Hiring: Senior AI Engineer – Agentic AI & LLM Systems (Backend + Architecture)
Locations: Jersey City, NJ | Dallas, TX | Menlo Park, CA | Seattle, WA (Onsite)
Full-Time
$150K – $200K Base + Bonus
We are seeking a hands-on Senior AI Engineer to design, build, and deploy production-grade agentic AI systems at scale. This role requires a strong combination of backend engineering, LLM system design, and architectural thinking.
This is an individual contributor role for engineers who can not only build systems but also clearly articulate high-level design, tradeoffs, and production considerations.
What You’ll Do:
• Design and implement end-to-end AI systems, including ingestion, retrieval, orchestration, and evaluation layers
• Build and deploy multi-agent AI systems (planning, reasoning, tool usage, coordination)
• Develop scalable backend services and APIs for AI-driven applications
• Architect RAG pipelines and hybrid retrieval systems for enterprise use cases
• Define and implement LLMOps practices, including evaluation frameworks, monitoring, and observability
• Optimize systems for latency, scalability, cost, and reliability
• Integrate AI systems with cloud infrastructure, distributed systems, and enterprise platforms
• Collaborate with cross-functional teams to translate business needs into scalable AI solutions
Required Qualifications:
• 8–15 years of experience in software engineering, AI/ML engineering, or platform engineering
• Strong programming skills in Python (required)

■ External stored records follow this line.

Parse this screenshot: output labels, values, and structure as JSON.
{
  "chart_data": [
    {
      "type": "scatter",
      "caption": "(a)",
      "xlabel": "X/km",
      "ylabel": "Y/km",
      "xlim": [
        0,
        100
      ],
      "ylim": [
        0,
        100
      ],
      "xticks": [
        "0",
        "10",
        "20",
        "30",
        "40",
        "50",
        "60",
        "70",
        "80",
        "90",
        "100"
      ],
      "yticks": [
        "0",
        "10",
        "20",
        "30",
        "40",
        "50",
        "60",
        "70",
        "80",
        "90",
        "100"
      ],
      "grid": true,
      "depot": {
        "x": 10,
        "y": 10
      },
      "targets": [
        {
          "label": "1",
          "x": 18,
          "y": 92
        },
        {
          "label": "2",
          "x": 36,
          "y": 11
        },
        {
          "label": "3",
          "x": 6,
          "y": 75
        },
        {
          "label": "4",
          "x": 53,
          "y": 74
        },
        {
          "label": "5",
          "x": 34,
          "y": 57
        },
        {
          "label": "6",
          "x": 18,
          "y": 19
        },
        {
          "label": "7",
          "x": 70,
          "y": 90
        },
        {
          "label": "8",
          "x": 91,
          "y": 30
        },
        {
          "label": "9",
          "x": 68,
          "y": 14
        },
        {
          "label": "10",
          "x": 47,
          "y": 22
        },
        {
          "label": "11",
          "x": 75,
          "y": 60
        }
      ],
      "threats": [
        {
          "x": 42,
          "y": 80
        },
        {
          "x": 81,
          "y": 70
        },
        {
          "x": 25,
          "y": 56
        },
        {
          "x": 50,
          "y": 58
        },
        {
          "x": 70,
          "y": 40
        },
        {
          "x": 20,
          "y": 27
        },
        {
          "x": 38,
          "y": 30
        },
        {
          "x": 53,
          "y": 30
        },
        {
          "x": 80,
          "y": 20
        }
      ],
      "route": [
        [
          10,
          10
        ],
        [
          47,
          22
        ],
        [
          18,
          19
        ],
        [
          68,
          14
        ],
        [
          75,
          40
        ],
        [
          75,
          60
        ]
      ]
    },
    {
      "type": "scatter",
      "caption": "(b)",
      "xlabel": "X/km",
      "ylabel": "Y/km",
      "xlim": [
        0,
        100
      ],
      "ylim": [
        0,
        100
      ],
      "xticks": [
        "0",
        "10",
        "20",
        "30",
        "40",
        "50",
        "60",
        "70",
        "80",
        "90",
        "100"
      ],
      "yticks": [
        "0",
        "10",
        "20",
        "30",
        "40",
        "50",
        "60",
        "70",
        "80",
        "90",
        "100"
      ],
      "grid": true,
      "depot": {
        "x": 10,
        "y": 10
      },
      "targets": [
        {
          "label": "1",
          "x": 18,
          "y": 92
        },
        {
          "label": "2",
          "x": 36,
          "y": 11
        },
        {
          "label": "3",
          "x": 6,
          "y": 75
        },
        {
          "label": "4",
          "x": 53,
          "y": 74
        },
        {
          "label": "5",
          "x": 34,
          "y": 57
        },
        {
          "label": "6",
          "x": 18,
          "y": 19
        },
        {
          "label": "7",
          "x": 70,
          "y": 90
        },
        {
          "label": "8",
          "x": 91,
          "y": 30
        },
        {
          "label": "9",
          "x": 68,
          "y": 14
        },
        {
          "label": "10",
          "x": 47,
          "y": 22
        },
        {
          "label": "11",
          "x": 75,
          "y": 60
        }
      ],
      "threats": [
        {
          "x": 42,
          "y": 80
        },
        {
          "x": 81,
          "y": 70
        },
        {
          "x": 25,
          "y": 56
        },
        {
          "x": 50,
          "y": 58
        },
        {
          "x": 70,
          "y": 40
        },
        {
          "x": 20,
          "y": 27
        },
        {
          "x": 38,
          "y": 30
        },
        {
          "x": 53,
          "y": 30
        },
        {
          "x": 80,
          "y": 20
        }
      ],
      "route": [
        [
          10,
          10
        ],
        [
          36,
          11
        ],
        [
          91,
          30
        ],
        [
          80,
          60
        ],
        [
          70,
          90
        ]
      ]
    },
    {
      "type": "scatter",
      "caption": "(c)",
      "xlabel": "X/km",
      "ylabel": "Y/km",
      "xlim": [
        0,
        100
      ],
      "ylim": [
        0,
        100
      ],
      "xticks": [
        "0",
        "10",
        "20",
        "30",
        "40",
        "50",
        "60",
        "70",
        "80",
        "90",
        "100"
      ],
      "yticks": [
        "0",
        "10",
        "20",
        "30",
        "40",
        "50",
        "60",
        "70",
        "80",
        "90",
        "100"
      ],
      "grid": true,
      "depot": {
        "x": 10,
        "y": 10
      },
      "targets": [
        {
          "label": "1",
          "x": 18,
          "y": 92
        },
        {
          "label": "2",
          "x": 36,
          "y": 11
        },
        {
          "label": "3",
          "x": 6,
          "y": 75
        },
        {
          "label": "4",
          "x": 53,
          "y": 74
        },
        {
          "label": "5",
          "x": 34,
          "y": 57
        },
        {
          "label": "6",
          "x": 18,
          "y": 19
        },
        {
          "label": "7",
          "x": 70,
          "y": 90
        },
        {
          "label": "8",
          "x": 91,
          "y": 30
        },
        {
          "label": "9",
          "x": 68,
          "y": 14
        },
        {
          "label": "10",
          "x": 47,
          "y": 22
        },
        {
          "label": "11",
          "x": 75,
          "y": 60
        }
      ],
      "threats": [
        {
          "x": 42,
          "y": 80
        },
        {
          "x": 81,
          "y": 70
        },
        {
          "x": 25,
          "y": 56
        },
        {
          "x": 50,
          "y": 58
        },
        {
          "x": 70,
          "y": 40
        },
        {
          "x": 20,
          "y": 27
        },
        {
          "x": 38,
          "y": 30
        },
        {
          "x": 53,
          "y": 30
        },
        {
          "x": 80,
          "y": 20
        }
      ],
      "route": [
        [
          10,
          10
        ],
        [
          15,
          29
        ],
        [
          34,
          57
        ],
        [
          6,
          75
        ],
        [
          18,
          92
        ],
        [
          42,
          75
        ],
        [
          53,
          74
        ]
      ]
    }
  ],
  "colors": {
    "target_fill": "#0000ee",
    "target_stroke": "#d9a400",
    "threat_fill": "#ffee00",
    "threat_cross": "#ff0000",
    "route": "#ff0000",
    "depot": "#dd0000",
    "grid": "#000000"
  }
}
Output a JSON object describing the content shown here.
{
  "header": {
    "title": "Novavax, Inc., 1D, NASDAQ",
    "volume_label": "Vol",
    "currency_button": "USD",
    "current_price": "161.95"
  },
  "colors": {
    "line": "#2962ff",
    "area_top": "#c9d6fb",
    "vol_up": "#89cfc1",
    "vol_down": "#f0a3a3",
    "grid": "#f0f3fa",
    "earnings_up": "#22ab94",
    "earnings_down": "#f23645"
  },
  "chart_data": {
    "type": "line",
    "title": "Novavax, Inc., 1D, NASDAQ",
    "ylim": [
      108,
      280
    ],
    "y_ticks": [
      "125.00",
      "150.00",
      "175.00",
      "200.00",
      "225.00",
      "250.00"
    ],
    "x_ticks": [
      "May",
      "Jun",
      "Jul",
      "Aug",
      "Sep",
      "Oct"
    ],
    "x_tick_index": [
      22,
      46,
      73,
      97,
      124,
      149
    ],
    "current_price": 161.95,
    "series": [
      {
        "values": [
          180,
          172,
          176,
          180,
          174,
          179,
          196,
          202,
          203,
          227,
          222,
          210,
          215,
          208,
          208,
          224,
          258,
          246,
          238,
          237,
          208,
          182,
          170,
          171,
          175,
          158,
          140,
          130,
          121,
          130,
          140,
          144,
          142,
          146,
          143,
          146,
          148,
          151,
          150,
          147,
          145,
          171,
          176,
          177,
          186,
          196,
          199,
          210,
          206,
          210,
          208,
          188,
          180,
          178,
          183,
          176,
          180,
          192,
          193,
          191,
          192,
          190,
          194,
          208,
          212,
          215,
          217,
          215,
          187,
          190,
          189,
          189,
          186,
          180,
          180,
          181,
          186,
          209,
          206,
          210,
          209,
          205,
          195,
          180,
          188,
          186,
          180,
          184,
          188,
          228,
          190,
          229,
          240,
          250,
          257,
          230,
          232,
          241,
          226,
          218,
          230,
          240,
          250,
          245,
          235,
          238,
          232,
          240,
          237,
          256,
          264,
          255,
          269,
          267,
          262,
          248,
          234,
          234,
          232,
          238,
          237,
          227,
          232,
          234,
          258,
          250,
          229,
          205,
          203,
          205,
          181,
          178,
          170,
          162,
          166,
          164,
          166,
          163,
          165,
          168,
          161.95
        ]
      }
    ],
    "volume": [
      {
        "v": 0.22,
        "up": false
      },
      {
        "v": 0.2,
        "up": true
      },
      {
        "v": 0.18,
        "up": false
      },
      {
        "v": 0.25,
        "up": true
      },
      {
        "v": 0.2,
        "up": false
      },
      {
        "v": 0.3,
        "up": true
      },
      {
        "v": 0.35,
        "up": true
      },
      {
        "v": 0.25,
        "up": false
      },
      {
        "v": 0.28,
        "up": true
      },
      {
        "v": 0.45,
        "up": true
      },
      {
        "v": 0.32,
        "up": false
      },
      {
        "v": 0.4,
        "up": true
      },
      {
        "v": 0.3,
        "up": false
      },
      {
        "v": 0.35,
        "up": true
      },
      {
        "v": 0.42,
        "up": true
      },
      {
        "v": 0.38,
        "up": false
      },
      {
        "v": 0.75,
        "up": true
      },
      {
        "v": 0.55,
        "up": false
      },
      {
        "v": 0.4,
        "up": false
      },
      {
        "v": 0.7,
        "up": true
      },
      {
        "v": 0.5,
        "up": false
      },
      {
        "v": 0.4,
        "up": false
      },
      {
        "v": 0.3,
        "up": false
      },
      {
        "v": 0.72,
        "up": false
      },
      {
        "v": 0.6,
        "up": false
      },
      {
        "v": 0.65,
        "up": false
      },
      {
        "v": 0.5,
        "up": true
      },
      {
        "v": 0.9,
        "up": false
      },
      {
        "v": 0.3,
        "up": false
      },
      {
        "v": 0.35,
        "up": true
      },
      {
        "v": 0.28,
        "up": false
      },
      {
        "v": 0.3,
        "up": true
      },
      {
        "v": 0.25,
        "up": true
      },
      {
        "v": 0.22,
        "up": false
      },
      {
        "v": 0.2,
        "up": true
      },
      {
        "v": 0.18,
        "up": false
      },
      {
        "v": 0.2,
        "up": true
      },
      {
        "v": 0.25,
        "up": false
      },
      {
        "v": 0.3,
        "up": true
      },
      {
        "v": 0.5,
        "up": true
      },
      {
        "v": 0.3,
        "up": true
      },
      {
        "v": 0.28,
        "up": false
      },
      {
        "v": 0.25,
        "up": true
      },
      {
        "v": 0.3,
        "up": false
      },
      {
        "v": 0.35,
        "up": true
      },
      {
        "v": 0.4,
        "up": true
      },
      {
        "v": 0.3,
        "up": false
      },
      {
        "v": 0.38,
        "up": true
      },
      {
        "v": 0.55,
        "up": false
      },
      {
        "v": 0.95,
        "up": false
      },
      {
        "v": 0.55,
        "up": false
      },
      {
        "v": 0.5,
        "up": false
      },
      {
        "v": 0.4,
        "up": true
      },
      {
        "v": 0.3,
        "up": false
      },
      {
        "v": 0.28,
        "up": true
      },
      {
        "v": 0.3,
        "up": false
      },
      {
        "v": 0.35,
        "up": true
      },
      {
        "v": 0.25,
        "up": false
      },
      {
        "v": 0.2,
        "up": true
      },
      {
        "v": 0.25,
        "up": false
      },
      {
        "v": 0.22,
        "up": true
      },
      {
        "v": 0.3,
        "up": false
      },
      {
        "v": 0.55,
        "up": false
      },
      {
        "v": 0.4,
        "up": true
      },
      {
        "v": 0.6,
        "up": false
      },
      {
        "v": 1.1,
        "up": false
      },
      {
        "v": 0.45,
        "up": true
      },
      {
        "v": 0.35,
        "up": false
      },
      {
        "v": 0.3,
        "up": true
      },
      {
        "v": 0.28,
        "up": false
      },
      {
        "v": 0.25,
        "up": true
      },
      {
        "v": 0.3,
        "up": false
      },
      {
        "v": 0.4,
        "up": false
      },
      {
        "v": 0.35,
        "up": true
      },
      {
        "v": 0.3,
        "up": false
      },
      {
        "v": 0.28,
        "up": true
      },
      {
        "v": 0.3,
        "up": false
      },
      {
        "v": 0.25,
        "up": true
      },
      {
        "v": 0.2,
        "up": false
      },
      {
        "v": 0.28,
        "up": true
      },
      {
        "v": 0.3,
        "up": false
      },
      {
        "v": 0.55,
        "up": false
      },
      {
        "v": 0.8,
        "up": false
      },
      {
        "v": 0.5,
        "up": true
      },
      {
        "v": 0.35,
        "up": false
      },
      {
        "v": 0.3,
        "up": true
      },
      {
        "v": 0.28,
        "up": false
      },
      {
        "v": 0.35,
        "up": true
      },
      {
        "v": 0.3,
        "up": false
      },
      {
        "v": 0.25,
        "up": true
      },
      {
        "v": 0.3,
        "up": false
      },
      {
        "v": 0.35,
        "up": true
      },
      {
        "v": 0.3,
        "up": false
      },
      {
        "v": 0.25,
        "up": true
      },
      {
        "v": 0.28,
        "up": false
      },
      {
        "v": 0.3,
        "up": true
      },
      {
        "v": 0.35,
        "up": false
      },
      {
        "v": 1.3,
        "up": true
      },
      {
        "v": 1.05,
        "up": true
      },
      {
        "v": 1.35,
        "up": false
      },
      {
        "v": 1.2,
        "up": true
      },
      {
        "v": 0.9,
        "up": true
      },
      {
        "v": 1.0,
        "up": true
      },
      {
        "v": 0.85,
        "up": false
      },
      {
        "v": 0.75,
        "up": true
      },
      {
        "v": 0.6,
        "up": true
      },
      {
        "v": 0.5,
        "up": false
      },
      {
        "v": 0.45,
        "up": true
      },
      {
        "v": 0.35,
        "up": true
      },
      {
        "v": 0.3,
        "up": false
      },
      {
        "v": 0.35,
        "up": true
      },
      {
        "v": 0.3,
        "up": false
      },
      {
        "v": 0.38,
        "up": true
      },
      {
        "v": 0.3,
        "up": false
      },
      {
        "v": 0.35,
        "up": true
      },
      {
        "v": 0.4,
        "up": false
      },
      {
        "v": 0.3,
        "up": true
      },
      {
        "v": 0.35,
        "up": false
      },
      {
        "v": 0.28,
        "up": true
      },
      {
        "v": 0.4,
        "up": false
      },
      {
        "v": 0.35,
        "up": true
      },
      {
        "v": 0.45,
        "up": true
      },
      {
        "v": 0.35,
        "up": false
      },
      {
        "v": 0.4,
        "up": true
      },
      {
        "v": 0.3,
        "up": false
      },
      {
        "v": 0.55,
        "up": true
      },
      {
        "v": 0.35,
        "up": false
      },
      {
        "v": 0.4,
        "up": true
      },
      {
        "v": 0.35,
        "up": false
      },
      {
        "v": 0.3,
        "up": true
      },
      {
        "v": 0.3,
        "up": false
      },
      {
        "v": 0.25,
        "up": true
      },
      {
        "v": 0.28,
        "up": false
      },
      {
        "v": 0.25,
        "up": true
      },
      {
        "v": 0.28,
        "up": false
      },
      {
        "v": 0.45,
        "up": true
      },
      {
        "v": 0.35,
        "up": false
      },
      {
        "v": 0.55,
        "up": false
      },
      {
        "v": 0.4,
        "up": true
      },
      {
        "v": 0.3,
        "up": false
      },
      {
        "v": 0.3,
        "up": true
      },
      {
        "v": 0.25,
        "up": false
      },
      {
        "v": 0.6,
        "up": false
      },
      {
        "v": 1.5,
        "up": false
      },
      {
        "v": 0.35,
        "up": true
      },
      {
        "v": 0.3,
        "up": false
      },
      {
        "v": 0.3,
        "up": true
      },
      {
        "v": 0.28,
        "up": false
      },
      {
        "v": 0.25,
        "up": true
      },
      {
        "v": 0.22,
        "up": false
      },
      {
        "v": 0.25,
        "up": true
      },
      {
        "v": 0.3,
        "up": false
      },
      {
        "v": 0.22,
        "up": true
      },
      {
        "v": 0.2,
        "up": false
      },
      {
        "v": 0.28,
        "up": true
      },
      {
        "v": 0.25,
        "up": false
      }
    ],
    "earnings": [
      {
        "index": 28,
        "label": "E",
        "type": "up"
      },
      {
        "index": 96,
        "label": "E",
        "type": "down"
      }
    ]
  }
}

• Proven experience building production-grade distributed systems and APIs
• Hands-on experience with LLMs and GenAI systems in production environments
MUST-HAVE SKILLS:
• Experience designing and building multi-agent AI systems (LangGraph, CrewAI, AutoGen, MCP, or similar)
• Strong understanding of LLM system architecture, including orchestration, memory, retrieval, and tool usage
• Experience with RAG pipelines, vector databases, and hybrid retrieval strategies
• Experience implementing LLM evaluation frameworks (LLM-as-judge, hallucination detection, benchmarking)
• Strong knowledge of cloud platforms (AWS preferred) and distributed systems (Kubernetes, Docker)
• Experience with event-driven architectures (Kafka, streaming pipelines, async processing)
Preferred Qualifications:
• Experience building enterprise-scale AI platforms
• Familiarity with observability tools (Prometheus, Grafana, OpenTelemetry)
• Exposure to financial services or regulated environments
• Experience explaining system design and tradeoffs to both technical and non-technical stakeholders
Not a Fit If:
• You are primarily a data scientist or research-focused ML engineer
• Limited experience with production system design and deployment
• Experience is limited to POCs, demos, or basic chatbot/RAG implementations
• Primarily focused on people management or high-level strategy without hands-on coding
This role is ideal for engineers who can design, build, and explain production AI systems end-to-end — combining deep technical execution with strong system-level thinking.